Prime London house prices are now 5.3 per cent lower than at the time of the EU referendum admits Savills, following another fall in prices in the past three months.
Average prime London values dipped 0.9 per cent in the second quarter - they are now 6.9 per cent off their mid-2014 high; over the past decade, dating from when the financial crisis started, price gains in prime London have been around 30 per cent.
“Ahead of the vote to leave the EU, there were signs of a market bottoming following the adjustment triggered by the December 2014 stamp duty reform, and some locations had started to show price growth, but increased political and economic uncertainty has weakened fragile buyer sentiment” says Savills research head Lucian Cook.
As with the stamp duty effect, post referendum uncertainty is particularly impacting the most expensive and discretionary parts of the central London market, the agency says.
Looking specifically at prime central London - as opposed to prices in prime ‘pockets spread over a wider area of the capital - average prices dropped 1.3 per cent in the past three months to leave them down 6.8 per cent year on year and down 14.4 per cent from peak.
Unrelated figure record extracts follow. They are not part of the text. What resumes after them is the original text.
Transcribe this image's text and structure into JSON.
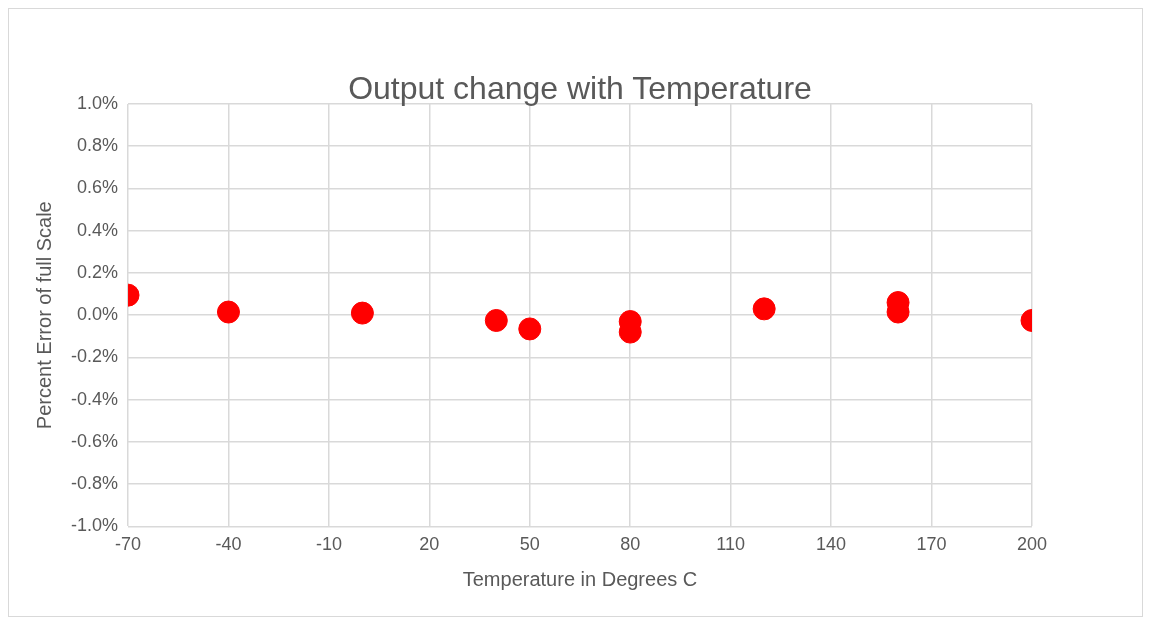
{
  "chart_data": {
    "type": "scatter",
    "title": "Output change with Temperature",
    "xlabel": "Temperature in Degrees C",
    "ylabel": "Percent Error of full Scale",
    "x": [
      -70,
      -40,
      0,
      40,
      50,
      80,
      80,
      120,
      160,
      160,
      200
    ],
    "series": [
      {
        "color": "#ff0000",
        "values": [
          0.095,
          0.015,
          0.01,
          -0.025,
          -0.065,
          -0.03,
          -0.08,
          0.03,
          0.06,
          0.015,
          -0.025
        ]
      }
    ],
    "xlim": [
      -70,
      200
    ],
    "xticks": [
      -70,
      -40,
      -10,
      20,
      50,
      80,
      110,
      140,
      170,
      200
    ],
    "ylim": [
      -1,
      1
    ],
    "yticks": [
      {
        "value": -1,
        "label": "-1.0%"
      },
      {
        "value": -0.8,
        "label": "-0.8%"
      },
      {
        "value": -0.6,
        "label": "-0.6%"
      },
      {
        "value": -0.4,
        "label": "-0.4%"
      },
      {
        "value": -0.2,
        "label": "-0.2%"
      },
      {
        "value": 0,
        "label": "0.0%"
      },
      {
        "value": 0.2,
        "label": "0.2%"
      },
      {
        "value": 0.4,
        "label": "0.4%"
      },
      {
        "value": 0.6,
        "label": "0.6%"
      },
      {
        "value": 0.8,
        "label": "0.8%"
      },
      {
        "value": 1,
        "label": "1.0%"
      }
    ],
    "grid": true,
    "legend": false,
    "marker": "circle"
  }
}
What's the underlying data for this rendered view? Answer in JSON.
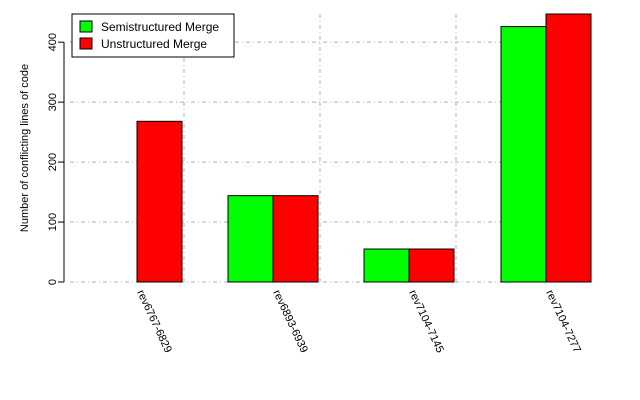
{
  "chart_data": {
    "type": "bar",
    "title": "",
    "xlabel": "",
    "ylabel": "Number of conflicting lines of code",
    "categories": [
      "rev6767-6829",
      "rev6893-6939",
      "rev7104-7145",
      "rev7104-7277"
    ],
    "series": [
      {
        "name": "Semistructured Merge",
        "color": "#00ff00",
        "values": [
          0,
          144,
          55,
          426
        ]
      },
      {
        "name": "Unstructured Merge",
        "color": "#ff0000",
        "values": [
          268,
          144,
          55,
          447
        ]
      }
    ],
    "ylim": [
      0,
      447
    ],
    "yticks": [
      0,
      100,
      200,
      300,
      400
    ],
    "grid": true,
    "legend_position": "top-left"
  }
}
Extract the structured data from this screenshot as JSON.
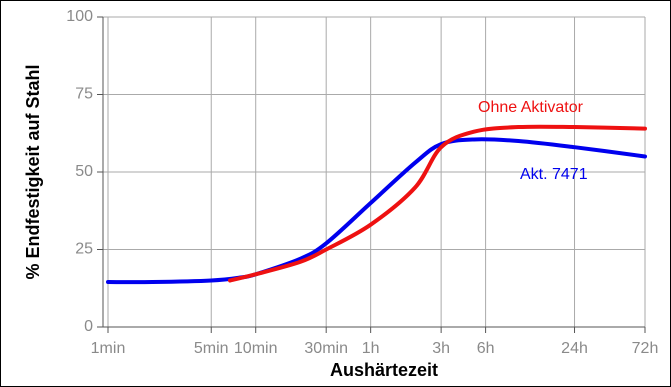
{
  "chart_data": {
    "type": "line",
    "x_label": "Aushärtezeit",
    "y_label": "% Endfestigkeit auf Stahl",
    "xscale": "log",
    "grid": true,
    "xlim": [
      1,
      4320
    ],
    "ylim": [
      0,
      100
    ],
    "yticks": [
      0,
      25,
      50,
      75,
      100
    ],
    "xticks": [
      {
        "value": 1,
        "label": "1min"
      },
      {
        "value": 5,
        "label": "5min"
      },
      {
        "value": 10,
        "label": "10min"
      },
      {
        "value": 30,
        "label": "30min"
      },
      {
        "value": 60,
        "label": "1h"
      },
      {
        "value": 180,
        "label": "3h"
      },
      {
        "value": 360,
        "label": "6h"
      },
      {
        "value": 1440,
        "label": "24h"
      },
      {
        "value": 4320,
        "label": "72h"
      }
    ],
    "series": [
      {
        "name": "Akt. 7471",
        "color": "#0000ee",
        "x": [
          1,
          2,
          5,
          8,
          10,
          20,
          30,
          60,
          120,
          180,
          300,
          600,
          1440,
          4320
        ],
        "values": [
          14.5,
          14.5,
          15,
          16,
          17,
          22,
          27,
          40,
          53,
          59,
          60.5,
          60,
          58,
          55
        ]
      },
      {
        "name": "Ohne Aktivator",
        "color": "#ee1111",
        "x": [
          6.7,
          10,
          20,
          30,
          60,
          120,
          180,
          300,
          600,
          1440,
          4320
        ],
        "values": [
          15,
          17,
          21,
          25,
          33,
          45,
          58,
          63,
          64.5,
          64.5,
          64
        ]
      }
    ]
  }
}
This leaves 10 year price growth in the UK capital’s most expensive central postcodes below the prime London average, at 23.4 per cent.
The agency says locations with a high proportion of buyers from the financial sector, whether domestic or European, such as Kensington and Notting Hill, Canary Wharf and parts of south and west London, have also seen small falls in the face of increased buyer caution.
Savills also suggests that its original forecast for 2017 - which was issued last November and suggested no change to prices in prime London - will need revising downwards.
“Increased levels of political and economic uncertainty make it less likely that year to date losses, which the firm puts at an average of -1.2 per cent across prime London as a whole and -2.1 per cent in prime central London, will be recovered in the short term” a statement from Savills says.